Hieronder vindt u vragen en antwoorden naar aanleiding van het Vlaamse stikstofplan 2023.
Algemeen
Stikstofgas (N2) is een kleur- en reukloos gas dat op zichzelf niet schadelijk is voor mens en milieu. Ongeveer 78% van alle lucht bestaat uit die stikstofvorm. Maar als stikstof reageert met andere stoffen, wordt het wel schadelijk:
- stikstof + waterstof = ammoniak (NH3)
- stikstof + zuurstof = stikstofoxide (NOX).
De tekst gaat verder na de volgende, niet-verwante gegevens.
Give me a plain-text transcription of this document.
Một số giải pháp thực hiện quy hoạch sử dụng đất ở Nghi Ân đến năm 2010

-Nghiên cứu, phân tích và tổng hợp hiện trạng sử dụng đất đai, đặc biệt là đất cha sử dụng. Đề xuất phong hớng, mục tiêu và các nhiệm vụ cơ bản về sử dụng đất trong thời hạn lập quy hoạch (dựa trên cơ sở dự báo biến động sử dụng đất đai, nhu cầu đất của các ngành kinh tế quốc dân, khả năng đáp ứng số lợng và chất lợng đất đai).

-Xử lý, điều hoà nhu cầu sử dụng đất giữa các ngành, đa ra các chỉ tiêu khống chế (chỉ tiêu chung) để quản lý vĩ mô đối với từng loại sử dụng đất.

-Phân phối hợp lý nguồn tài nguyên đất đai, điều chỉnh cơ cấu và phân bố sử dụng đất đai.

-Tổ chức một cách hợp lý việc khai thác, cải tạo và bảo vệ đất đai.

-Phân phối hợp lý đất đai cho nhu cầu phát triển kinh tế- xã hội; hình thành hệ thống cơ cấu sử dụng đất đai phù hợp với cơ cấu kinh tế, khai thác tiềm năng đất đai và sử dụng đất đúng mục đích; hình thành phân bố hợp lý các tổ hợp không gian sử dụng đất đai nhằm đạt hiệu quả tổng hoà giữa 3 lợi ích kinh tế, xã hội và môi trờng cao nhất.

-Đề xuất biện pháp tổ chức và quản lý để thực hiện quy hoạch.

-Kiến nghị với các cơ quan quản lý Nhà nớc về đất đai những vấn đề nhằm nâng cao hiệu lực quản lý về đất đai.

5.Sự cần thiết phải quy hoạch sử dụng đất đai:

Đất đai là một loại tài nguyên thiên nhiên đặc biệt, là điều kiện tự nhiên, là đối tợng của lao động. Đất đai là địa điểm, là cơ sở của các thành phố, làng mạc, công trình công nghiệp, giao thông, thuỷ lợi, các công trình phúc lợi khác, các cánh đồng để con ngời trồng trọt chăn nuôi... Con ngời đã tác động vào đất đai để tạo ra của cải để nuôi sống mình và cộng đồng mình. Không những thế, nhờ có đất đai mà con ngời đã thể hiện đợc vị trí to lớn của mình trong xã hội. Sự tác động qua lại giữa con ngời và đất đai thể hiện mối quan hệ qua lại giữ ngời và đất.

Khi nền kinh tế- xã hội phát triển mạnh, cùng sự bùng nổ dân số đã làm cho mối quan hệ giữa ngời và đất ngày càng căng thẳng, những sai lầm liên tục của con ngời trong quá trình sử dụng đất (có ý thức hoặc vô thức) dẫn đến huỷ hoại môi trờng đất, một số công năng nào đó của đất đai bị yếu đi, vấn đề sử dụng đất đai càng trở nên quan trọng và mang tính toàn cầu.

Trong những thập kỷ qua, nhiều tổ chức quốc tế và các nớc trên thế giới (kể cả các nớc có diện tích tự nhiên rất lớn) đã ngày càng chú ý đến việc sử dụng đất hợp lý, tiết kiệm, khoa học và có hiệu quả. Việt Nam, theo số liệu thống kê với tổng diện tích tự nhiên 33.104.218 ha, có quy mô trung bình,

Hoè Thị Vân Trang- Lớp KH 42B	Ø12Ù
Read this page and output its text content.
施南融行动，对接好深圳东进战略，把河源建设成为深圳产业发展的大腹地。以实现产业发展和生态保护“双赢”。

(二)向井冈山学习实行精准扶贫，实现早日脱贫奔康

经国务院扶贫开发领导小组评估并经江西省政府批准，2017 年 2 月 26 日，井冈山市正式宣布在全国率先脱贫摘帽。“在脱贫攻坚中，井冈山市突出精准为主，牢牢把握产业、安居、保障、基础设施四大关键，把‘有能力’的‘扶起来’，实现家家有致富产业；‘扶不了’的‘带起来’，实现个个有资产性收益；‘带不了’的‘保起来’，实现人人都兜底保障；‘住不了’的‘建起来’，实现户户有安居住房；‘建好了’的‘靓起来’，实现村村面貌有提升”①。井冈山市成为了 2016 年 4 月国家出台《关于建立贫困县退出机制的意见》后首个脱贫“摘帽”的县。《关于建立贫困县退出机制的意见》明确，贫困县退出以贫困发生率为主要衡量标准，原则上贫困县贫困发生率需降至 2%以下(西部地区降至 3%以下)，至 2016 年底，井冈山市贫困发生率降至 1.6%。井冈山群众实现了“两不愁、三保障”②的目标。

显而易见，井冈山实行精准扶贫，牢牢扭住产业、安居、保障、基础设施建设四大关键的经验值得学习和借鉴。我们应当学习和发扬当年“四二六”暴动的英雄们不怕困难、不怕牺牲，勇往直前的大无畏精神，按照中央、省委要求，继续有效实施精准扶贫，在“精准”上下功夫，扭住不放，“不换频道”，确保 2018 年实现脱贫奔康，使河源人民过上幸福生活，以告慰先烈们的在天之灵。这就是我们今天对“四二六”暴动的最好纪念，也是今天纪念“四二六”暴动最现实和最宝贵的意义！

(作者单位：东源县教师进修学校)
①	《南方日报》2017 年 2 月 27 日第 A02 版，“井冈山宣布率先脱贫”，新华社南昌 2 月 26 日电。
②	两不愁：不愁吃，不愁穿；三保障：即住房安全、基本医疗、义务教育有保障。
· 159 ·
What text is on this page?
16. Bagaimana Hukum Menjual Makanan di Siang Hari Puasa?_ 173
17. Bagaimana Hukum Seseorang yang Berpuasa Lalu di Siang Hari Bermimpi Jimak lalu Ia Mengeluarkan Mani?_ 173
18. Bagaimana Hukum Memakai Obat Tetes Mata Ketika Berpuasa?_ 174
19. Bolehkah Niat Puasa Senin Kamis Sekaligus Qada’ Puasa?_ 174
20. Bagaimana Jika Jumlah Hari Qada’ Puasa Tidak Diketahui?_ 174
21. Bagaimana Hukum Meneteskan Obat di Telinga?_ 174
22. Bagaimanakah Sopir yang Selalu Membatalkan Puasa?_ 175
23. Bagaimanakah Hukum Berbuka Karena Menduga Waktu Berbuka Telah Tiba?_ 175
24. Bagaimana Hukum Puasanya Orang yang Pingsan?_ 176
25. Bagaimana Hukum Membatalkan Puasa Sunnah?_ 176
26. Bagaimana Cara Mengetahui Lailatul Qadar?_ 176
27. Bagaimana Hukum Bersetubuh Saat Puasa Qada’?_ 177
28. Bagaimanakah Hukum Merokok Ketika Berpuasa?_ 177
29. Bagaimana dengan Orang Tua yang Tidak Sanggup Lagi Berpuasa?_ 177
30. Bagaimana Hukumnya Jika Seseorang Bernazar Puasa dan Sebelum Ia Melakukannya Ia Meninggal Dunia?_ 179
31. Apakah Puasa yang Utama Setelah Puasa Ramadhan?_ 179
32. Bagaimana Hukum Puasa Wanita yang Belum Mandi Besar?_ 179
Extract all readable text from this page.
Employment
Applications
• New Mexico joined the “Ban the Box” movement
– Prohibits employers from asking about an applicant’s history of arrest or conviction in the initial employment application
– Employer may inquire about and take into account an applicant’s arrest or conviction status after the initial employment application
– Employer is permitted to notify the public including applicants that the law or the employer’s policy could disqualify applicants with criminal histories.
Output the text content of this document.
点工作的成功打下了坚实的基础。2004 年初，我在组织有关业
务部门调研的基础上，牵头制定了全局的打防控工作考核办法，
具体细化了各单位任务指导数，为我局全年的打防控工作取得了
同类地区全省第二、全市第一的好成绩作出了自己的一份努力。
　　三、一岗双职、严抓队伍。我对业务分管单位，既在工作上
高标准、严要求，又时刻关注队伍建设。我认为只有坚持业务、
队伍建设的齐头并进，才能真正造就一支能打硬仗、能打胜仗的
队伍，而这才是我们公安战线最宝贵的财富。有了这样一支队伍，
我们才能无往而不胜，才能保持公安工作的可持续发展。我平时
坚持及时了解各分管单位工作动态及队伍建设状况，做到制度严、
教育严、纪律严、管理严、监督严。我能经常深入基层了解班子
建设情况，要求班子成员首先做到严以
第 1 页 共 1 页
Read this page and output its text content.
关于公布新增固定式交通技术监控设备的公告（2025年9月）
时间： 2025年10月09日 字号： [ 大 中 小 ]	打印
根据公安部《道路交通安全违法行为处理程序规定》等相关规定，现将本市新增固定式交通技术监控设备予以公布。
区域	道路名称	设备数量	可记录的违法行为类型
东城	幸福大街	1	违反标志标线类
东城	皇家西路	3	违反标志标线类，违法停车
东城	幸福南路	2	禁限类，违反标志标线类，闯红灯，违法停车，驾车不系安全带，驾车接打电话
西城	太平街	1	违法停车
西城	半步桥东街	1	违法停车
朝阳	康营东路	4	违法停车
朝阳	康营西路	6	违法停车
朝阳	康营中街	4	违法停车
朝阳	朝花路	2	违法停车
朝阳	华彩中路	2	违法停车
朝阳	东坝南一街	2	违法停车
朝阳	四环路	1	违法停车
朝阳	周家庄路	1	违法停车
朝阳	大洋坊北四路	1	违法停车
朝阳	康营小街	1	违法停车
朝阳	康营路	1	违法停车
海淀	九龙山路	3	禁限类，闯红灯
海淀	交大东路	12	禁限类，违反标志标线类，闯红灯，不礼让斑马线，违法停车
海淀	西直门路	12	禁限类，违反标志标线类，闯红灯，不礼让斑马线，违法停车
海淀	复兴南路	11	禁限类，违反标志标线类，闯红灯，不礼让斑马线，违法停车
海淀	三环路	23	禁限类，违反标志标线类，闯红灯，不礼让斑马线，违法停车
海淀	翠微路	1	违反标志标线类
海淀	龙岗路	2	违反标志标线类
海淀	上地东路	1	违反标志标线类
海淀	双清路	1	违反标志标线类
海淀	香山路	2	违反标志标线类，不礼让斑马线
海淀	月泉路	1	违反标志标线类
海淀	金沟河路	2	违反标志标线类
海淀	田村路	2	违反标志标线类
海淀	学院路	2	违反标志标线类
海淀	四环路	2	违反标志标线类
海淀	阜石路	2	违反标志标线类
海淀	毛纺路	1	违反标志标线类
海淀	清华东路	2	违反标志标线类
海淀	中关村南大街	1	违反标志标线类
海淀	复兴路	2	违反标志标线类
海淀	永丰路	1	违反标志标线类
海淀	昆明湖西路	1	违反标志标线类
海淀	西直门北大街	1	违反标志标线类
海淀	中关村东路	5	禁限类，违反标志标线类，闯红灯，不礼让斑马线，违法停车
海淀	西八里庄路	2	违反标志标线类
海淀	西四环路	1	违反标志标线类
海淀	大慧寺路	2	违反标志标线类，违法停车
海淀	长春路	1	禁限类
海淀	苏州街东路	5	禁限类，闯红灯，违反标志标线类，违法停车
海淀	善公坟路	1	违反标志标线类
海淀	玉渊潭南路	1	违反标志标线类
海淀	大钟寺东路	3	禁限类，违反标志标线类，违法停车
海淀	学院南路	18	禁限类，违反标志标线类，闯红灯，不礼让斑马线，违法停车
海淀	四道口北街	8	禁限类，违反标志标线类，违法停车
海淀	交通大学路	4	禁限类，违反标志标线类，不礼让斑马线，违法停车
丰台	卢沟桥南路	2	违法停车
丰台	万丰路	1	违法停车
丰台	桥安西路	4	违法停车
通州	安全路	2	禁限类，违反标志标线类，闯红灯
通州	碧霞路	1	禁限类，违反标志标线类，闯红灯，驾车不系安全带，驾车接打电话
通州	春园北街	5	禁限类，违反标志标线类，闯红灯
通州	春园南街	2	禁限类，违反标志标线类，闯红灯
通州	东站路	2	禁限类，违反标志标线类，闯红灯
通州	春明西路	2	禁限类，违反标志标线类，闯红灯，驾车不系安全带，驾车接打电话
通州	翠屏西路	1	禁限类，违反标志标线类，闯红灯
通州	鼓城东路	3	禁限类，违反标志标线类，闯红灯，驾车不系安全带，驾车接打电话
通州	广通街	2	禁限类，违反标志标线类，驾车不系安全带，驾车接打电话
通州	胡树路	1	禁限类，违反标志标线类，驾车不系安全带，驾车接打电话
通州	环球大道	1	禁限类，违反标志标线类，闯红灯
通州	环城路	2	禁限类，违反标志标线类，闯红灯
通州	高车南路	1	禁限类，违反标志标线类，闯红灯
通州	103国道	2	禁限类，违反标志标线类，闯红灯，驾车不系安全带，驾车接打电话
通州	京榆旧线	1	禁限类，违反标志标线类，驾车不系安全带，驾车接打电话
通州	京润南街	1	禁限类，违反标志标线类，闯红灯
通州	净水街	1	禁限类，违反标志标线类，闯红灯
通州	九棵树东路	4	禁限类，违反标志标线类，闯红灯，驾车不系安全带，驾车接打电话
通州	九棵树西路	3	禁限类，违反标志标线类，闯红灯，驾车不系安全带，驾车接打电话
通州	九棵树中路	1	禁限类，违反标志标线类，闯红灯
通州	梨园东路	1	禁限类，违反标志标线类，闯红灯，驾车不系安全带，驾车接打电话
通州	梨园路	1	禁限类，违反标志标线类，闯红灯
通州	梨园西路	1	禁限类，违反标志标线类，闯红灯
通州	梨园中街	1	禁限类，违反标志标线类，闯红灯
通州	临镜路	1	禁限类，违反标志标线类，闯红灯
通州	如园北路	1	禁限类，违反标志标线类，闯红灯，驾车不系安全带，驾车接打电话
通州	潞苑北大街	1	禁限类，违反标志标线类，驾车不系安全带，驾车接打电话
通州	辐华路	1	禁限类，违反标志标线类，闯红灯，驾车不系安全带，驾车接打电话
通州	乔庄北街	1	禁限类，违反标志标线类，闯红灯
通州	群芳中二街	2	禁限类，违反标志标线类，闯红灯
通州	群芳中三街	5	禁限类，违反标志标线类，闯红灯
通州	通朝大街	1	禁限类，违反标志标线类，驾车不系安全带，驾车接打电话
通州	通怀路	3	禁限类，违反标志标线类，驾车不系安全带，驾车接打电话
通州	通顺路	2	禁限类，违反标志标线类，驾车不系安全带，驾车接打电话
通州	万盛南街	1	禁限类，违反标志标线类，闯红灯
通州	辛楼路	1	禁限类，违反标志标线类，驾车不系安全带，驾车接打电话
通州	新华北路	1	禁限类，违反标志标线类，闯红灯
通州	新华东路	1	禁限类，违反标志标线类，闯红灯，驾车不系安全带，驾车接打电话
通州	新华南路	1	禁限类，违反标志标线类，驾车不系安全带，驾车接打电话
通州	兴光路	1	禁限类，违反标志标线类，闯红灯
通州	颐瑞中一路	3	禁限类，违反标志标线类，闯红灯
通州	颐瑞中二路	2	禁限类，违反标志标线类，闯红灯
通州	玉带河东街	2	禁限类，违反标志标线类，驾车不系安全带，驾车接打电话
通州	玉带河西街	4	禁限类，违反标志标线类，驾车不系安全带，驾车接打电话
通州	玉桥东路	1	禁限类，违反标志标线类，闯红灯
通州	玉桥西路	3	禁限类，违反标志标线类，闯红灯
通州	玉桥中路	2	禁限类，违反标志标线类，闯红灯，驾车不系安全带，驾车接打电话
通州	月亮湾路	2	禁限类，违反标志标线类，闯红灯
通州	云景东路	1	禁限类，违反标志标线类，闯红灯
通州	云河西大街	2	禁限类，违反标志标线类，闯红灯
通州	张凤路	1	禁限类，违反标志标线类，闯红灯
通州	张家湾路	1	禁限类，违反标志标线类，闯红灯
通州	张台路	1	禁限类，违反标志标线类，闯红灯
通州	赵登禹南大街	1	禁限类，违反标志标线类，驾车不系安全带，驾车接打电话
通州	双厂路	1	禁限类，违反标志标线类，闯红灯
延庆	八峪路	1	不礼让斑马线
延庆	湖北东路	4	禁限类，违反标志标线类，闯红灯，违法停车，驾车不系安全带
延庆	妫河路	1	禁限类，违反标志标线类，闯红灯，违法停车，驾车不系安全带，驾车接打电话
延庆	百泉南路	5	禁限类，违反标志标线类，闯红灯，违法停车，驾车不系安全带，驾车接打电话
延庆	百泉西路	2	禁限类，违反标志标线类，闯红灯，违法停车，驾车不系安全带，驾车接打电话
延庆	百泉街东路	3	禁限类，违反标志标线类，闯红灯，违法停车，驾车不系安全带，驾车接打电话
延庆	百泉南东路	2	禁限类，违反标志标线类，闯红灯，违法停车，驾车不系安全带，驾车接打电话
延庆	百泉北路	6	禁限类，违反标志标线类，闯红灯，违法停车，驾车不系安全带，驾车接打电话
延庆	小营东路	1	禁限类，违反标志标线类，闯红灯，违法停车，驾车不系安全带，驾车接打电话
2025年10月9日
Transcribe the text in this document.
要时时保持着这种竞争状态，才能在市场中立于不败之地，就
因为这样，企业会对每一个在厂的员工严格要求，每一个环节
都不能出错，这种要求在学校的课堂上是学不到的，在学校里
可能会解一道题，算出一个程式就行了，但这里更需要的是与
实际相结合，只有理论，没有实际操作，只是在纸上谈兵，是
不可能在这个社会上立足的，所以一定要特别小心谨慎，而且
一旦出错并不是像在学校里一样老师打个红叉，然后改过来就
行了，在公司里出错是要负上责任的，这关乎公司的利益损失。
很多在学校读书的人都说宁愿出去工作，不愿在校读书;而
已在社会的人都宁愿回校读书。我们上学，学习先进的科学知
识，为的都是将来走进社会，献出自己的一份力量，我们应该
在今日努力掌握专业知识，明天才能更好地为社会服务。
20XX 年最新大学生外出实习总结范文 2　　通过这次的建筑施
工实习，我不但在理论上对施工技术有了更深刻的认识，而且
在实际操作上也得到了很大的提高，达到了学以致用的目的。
Vlaanderen heeft samen met Nederland de hoogste stikstofuitstoot in Europa. Dat komt omdat landbouw, wegen en industrie op de kleine ruimte die Vlaanderen is dicht bij elkaar liggen. Die stikstofuitstoot moet zo veel mogelijk teruggedrongen worden omdat de schadelijke stikstofverbindingen ammoniak en stikstofoxide slecht zijn voor de natuur en voor onze gezondheid.
Wat is ammoniak?
Ammoniak (NH3) is een verbinding tussen stikstof en waterstof die vooral vrijkomt uit mest in veestallen en mestopslagplaatsen, uit kunstmeststoffen en wanneer mest uitgereden en verwerkt wordt.
Wat is stikstofoxide?
Stikstofoxiden (NOX) zijn verbindingen tussen stikstof en zuurstof en komen vrij als uitlaatgassen bij verbranding op hoge temperaturen: in verbrandingsmotoren van voertuigen, industriële productieprocessen en bij verwarming van gebouwen.
Welke effecten hebben de verschillende stikstoffen?
- Afsterven van planten: stikstofoxiden (NOx) en Ammoniak (NH3) leiden allebei tot het afsterven van plantencellen en tot een abnormale groei van planten die van stikstof houden zoals brandnetels, bramen en sommige grassen. Die overwoekeren en verdringen daardoor planten die minder stikstof nodig hebben, zoals heide en zeldzame planten en bloemen. Daardoor krijgen ook verschillende diersoorten die van die planten en hun ondergrond leven – zoals kevers, vlinders, bijen en regenwormen – het heel moeilijk om te overleven.
- Algen in het water: daarnaast verontreinigt ammoniak het oppervlakte- en het grondwater en doet het algen woekeren. Dat zet dan weer het planten- en dierenleven in en rond het water onder druk.
- Problemen met de luchtwegen: als het om schade aan de menselijke gezondheid gaat, kijken we vooral naar de stikstofoxiden. Die dringen door tot in de kleinste vertakkingen van de luchtwegen en kunnen zo irritaties veroorzaken. Bij ammoniak ontstaan er pas schadelijke effecten bij mensen bij het inademen van veel en hoge concentraties.
Welke stikstoffen zijn schadelijker?
Ammoniak bevat meer stikstof dan stikstofoxiden. Uit onderzoek van het Instituut voor Natuur- en Bosonderzoek (INBO) blijkt ook dat 1 kilogram stikstof uit ammoniak schadelijker is voor de natuur dan 1 kilogram stikstof uit stikstofoxiden.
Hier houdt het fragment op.